O governo federal, sob liderança do presidente Luiz Inácio Lula da Silva, apresentou ao Congresso uma proposta que busca aliviar o preço dos combustíveis ao consumidor por meio de um mecanismo fiscal inédito. A ideia é utilizar receitas extras geradas pelo aumento do petróleo no mercado internacional para bancar reduções temporárias de tributos sobre itens como gasolina, diesel, etanol e biodiesel.

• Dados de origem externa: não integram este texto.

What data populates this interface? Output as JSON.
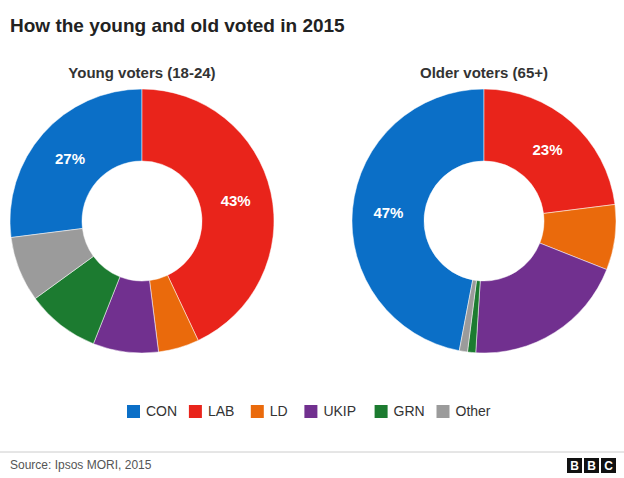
{
  "title": "How the young and old voted in 2015",
  "source": "Source: Ipsos MORI, 2015",
  "logo": "BBC",
  "chart_data": [
    {
      "type": "pie",
      "title": "Young voters (18-24)",
      "categories": [
        "CON",
        "LAB",
        "LD",
        "UKIP",
        "GRN",
        "Other"
      ],
      "values": [
        27,
        43,
        5,
        8,
        9,
        8
      ],
      "value_labels": [
        "27%",
        "43%",
        null,
        null,
        null,
        null
      ],
      "colors": [
        "#0b6fc7",
        "#e9241b",
        "#ea6a0c",
        "#71308f",
        "#1c7b30",
        "#9b9b9b"
      ],
      "data_labels": true,
      "legend": "bottom"
    },
    {
      "type": "pie",
      "title": "Older voters (65+)",
      "categories": [
        "CON",
        "LAB",
        "LD",
        "UKIP",
        "GRN",
        "Other"
      ],
      "values": [
        47,
        23,
        8,
        20,
        1,
        1
      ],
      "value_labels": [
        "47%",
        "23%",
        null,
        null,
        null,
        null
      ],
      "colors": [
        "#0b6fc7",
        "#e9241b",
        "#ea6a0c",
        "#71308f",
        "#1c7b30",
        "#9b9b9b"
      ],
      "data_labels": true,
      "legend": "bottom"
    }
  ]
}
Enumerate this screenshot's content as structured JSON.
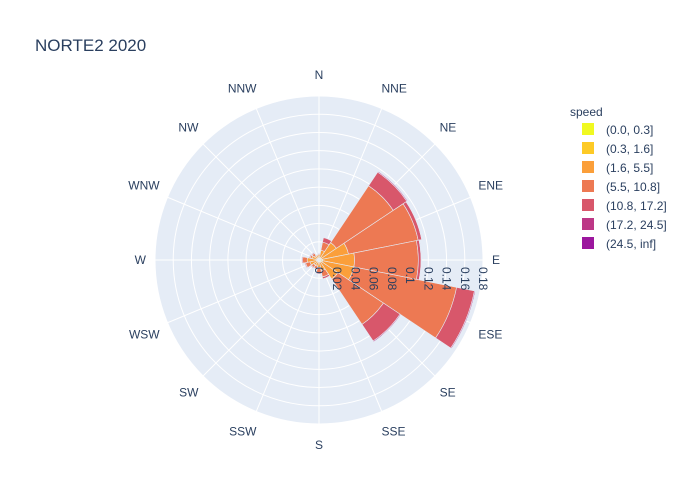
{
  "chart_data": {
    "type": "barpolar",
    "title": "NORTE2 2020",
    "directions": [
      "N",
      "NNE",
      "NE",
      "ENE",
      "E",
      "ESE",
      "SE",
      "SSE",
      "S",
      "SSW",
      "SW",
      "WSW",
      "W",
      "WNW",
      "NW",
      "NNW"
    ],
    "radial_axis": {
      "range": [
        0,
        0.18
      ],
      "tickvals": [
        0,
        0.02,
        0.04,
        0.06,
        0.08,
        0.1,
        0.12,
        0.14,
        0.16,
        0.18
      ],
      "ticklabels": [
        "0",
        "0.02",
        "0.04",
        "0.06",
        "0.08",
        "0.1",
        "0.12",
        "0.14",
        "0.16",
        "0.18"
      ]
    },
    "legend_title": "speed",
    "legend_position": "right",
    "series": [
      {
        "name": "(0.0, 0.3]",
        "color": "#f0f921",
        "values": [
          0,
          0,
          0,
          0,
          0,
          0,
          0,
          0,
          0,
          0,
          0,
          0,
          0,
          0,
          0,
          0
        ]
      },
      {
        "name": "(0.3, 1.6]",
        "color": "#fdca26",
        "values": [
          0.002,
          0.002,
          0.003,
          0.003,
          0.004,
          0.004,
          0.003,
          0.002,
          0.002,
          0.002,
          0.002,
          0.002,
          0.003,
          0.002,
          0.002,
          0.002
        ]
      },
      {
        "name": "(1.6, 5.5]",
        "color": "#fb9f3a",
        "values": [
          0.004,
          0.009,
          0.02,
          0.03,
          0.035,
          0.035,
          0.022,
          0.01,
          0.006,
          0.005,
          0.005,
          0.008,
          0.01,
          0.006,
          0.004,
          0.003
        ]
      },
      {
        "name": "(5.5, 10.8]",
        "color": "#ed7953",
        "values": [
          0.001,
          0.009,
          0.075,
          0.078,
          0.07,
          0.115,
          0.06,
          0.007,
          0.006,
          0.003,
          0.003,
          0.005,
          0.005,
          0.002,
          0.003,
          0.001
        ]
      },
      {
        "name": "(10.8, 17.2]",
        "color": "#d8576b",
        "values": [
          0.0005,
          0.005,
          0.018,
          0.004,
          0.003,
          0.02,
          0.022,
          0.002,
          0.001,
          0.0005,
          0.001,
          0.001,
          0.001,
          0.001,
          0.001,
          0.0005
        ]
      },
      {
        "name": "(17.2, 24.5]",
        "color": "#bd3786",
        "values": [
          0,
          0,
          0.001,
          0.0005,
          0.0005,
          0.001,
          0.001,
          0,
          0,
          0,
          0,
          0,
          0,
          0,
          0,
          0
        ]
      },
      {
        "name": "(24.5, inf]",
        "color": "#9c179e",
        "values": [
          0,
          0,
          0,
          0,
          0,
          0,
          0,
          0,
          0,
          0,
          0,
          0,
          0,
          0,
          0,
          0
        ]
      }
    ],
    "grid": true
  }
}
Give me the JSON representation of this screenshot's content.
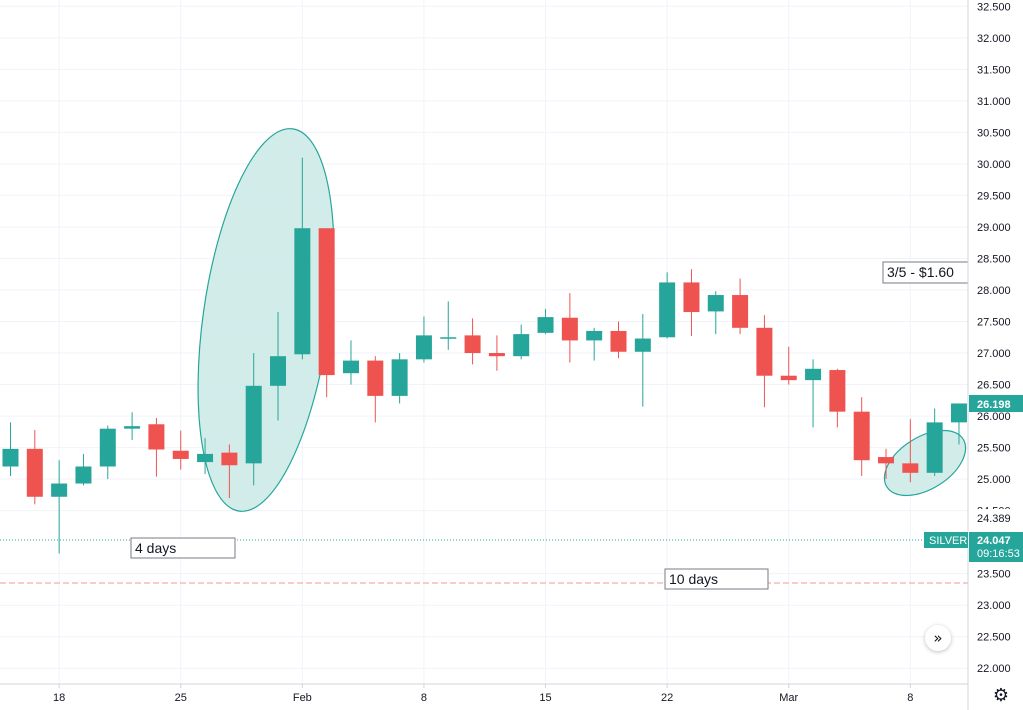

A medida depende da aprovação de um projeto de lei complementar que autoriza o uso dessa arrecadação extraordinária. Caso o texto avance, o Executivo poderá editar decretos para reduzir impostos como PIS, Cofins e Cide por períodos determinados, inicialmente estimados em cerca de dois meses, com possibilidade de renovação conforme o cenário global.
Segundo integrantes da equipe econômica, o cálculo das receitas adicionais levará em conta diferentes fontes ligadas à cadeia do petróleo. Entre elas estão royalties, dividendos, impostos sobre lucro e a comercialização de óleo por meio da Pré-Sal Petróleo S.A.. A comparação será feita entre a arrecadação prevista no Orçamento e os valores atualizados diante da alta das cotações internacionais.
A proposta surge em meio à instabilidade provocada por conflitos no Oriente Médio, que têm pressionado os preços do petróleo e, consequentemente, impactado o custo dos combustíveis no Brasil. O governo argumenta que a iniciativa busca equilibrar o efeito dessas oscilações no bolso da população sem comprometer as contas públicas.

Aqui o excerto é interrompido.